Für Günter Bartnik bedeutet es keinen großen Aufwand, das Moos von den Blumenkästen zu entfernen. Foto: Schwarzwälder-Bote

78-Jähriger ist als beinahe heimlich putzender Saubermann in der Stadt unterwegs / Immer Spachtel dabei

Von Dieter Vaas

St. Georgen. An Schmutz und Wildwuchs stört sich so mancher Passant. Abhilfe soll aber möglichst ein anderer oder die Stadtverwaltung schaffen. Es gibt aber auch Privatleute, die sich aktiv um eine schöne Innenstadt bemühen. Einer von ihnen ist Günter Bartnik, der fast schon heimlich unterwegs ist.

Seit 13 Jahren lebt Günter Bartnik (78) in St. Georgen. Zuvor leitete er in Plön in Schleswig-Holstein ein Ferienzentrum der Heilsarmee mit 200 Betten. Der gebürtige Berliner erlernte den Schreinerberuf, wechselte dann aber schon bald zur Heilsarmee, die ihn sehr stark geprägt hat, wie er rückblickend sagt. In den Schwarzwald kam er, weil seine Frau Waltraud, eine gebürtige Danzigerin, einer Freundin versprochen hatte, sie zu pflegen. Dies löste das Ehepaar ein, als es in den Ruhestand ging. Allerdings relativiert Günter Bartnik: "Ein Heilsarmee-Offizier geht niemals in Rente."

Bei seinem früheren Arbeitgeber sei nach vier, fünf Jahren ein Arbeitsplatzwechsel die Regel gewesen, um nicht "betriebsblind" zu werden. Dieses Problem habe er aber nie gehabt. Ihm fällt vieles auf, wo andere achtlos vorbei gehen, sagt er. Deshalb sah und sieht er auch das Moos, das ihn an Wänden und Blumentrögen rund um den Marktplatz störte. Er wandte sich an den Bürgermeister und stellte schnell fest: "Die Stadt kann sich nicht um alles kümmern." Ohnehin habe sich in jüngster Zeit einiges zum Positiven gewandelt. Er nennt als Beispiele spontan die Bahnhofstraße oder die Minigolfanlage.

"Wenn jeder das Moos vor seinem Haus wegmachen würde, wäre die Stadt viel sauberer", ist er sich sicher. Er habe überlegt, wie er selbst einen Beitrag leisten könnte. Über Nacht kam er auf die Idee, mit einem Spachtel loszuziehen und selbst zu putzen. Seither war er sporadisch unterwegs, ohne festen Zeitplan. "Den Spachtel habe ich immer dabei. Die Arbeit kannst du auch im Sonntagsanzug erledigen", stellte er fest.

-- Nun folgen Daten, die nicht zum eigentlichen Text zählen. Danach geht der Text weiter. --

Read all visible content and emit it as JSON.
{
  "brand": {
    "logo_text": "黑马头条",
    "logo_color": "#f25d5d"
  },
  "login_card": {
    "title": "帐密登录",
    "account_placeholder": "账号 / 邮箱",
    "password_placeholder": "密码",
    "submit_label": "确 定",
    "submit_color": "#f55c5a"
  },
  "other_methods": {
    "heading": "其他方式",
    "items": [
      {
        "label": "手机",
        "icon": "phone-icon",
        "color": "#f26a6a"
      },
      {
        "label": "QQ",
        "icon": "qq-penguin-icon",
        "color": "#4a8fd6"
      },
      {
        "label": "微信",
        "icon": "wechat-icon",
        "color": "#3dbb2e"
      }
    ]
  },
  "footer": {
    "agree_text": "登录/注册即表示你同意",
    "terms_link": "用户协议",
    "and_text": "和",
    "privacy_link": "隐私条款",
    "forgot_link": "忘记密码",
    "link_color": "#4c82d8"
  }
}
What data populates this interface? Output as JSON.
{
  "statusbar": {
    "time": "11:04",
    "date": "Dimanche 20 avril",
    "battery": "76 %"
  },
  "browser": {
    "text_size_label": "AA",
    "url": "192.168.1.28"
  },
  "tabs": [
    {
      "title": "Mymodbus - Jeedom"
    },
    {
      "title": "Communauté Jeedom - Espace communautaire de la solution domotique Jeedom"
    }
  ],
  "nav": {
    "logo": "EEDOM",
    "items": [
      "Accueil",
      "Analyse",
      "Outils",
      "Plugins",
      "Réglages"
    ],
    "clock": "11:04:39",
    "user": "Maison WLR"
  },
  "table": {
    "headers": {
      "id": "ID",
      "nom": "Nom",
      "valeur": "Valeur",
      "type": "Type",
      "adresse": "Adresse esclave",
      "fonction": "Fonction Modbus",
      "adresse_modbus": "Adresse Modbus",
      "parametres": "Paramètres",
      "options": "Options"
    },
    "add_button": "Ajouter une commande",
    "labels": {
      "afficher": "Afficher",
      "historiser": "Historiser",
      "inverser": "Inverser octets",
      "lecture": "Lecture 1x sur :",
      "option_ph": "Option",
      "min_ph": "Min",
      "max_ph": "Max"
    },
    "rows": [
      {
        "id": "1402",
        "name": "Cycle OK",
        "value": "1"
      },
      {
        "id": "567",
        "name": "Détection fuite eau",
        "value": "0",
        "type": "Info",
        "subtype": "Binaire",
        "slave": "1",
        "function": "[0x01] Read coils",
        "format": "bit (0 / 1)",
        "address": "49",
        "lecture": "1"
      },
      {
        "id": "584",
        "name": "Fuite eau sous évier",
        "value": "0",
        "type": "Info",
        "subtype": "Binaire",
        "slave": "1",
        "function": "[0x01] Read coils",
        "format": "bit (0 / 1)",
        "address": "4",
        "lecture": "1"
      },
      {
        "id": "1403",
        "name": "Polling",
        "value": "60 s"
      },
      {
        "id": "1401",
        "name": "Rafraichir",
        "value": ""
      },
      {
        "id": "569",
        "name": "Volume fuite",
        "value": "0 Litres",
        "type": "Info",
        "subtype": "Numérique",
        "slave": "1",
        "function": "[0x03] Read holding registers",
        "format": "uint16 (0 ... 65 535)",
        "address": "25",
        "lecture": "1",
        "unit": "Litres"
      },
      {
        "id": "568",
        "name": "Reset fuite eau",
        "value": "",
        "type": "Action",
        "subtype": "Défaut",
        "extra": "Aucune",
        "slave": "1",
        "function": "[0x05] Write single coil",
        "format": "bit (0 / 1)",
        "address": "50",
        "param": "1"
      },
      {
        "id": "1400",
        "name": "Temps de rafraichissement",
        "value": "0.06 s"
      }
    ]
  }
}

Bei guter Witterung legt er immer los

In aller Regel wartete er gutes Wetter ab und legte los, wenn nicht all zu viel Leute mehr unterwegs waren. Ins Schwitzen geriet er dabei nicht. Immer wieder nahm er sich einen oder mehrere Blumenkästen vor und hinterließ deutliche Spuren.

"Eigentlich habe ich das ungefragt angefangen und später befürchtet, ich könnte Ärger wegen Verschmutzung der Innenstadt bekommen", wehrte er sich fast schon gegen einen Zeitungsbericht. Über eine Woche war er aktiv. Mittlerweile ist er fertig. Denn auch Grenzen hat er bei seinem Einsatz gefunden: "Bei der Einfahrt zur Tiefgarage und am Rathaus müsste ich auf eine Leiter steigen. Das mache ich nicht." Auch auf die Überdachung an der Bushaltestelle vor der Robert-Gerwig-Schule könne er nicht klettern. Außerdem wollte er nicht kehren. Das haben mittlerweile die Bauhofmitarbeiter weitgehend erledigt.

Jede Aktivität zur Verschönerung der Innenstadt ist ein Fortschritt. Bürgermeister Michael Rieger freut sich über private Initiativen. Er sieht noch viele "Baustellen", vor allem entlang der Bahnhofstraße: etwa die Fassade der Jugendmusikschule. Diese könnte dringend neue Farbe vertragen. Außerdem denkt Rieger an ein großes Wandgemälde, das auf diese besondere Einrichtung hinweisen könnte.

Allein es fehlt das Geld, um dieses Vorhaben in Auftrag zu geben. Bei Privatgebäuden kann er ohnehin nur appellieren, an Fassaden und Anwesen eine einladende, vorzeigbare Optik zu bewahren oder zu schaffen.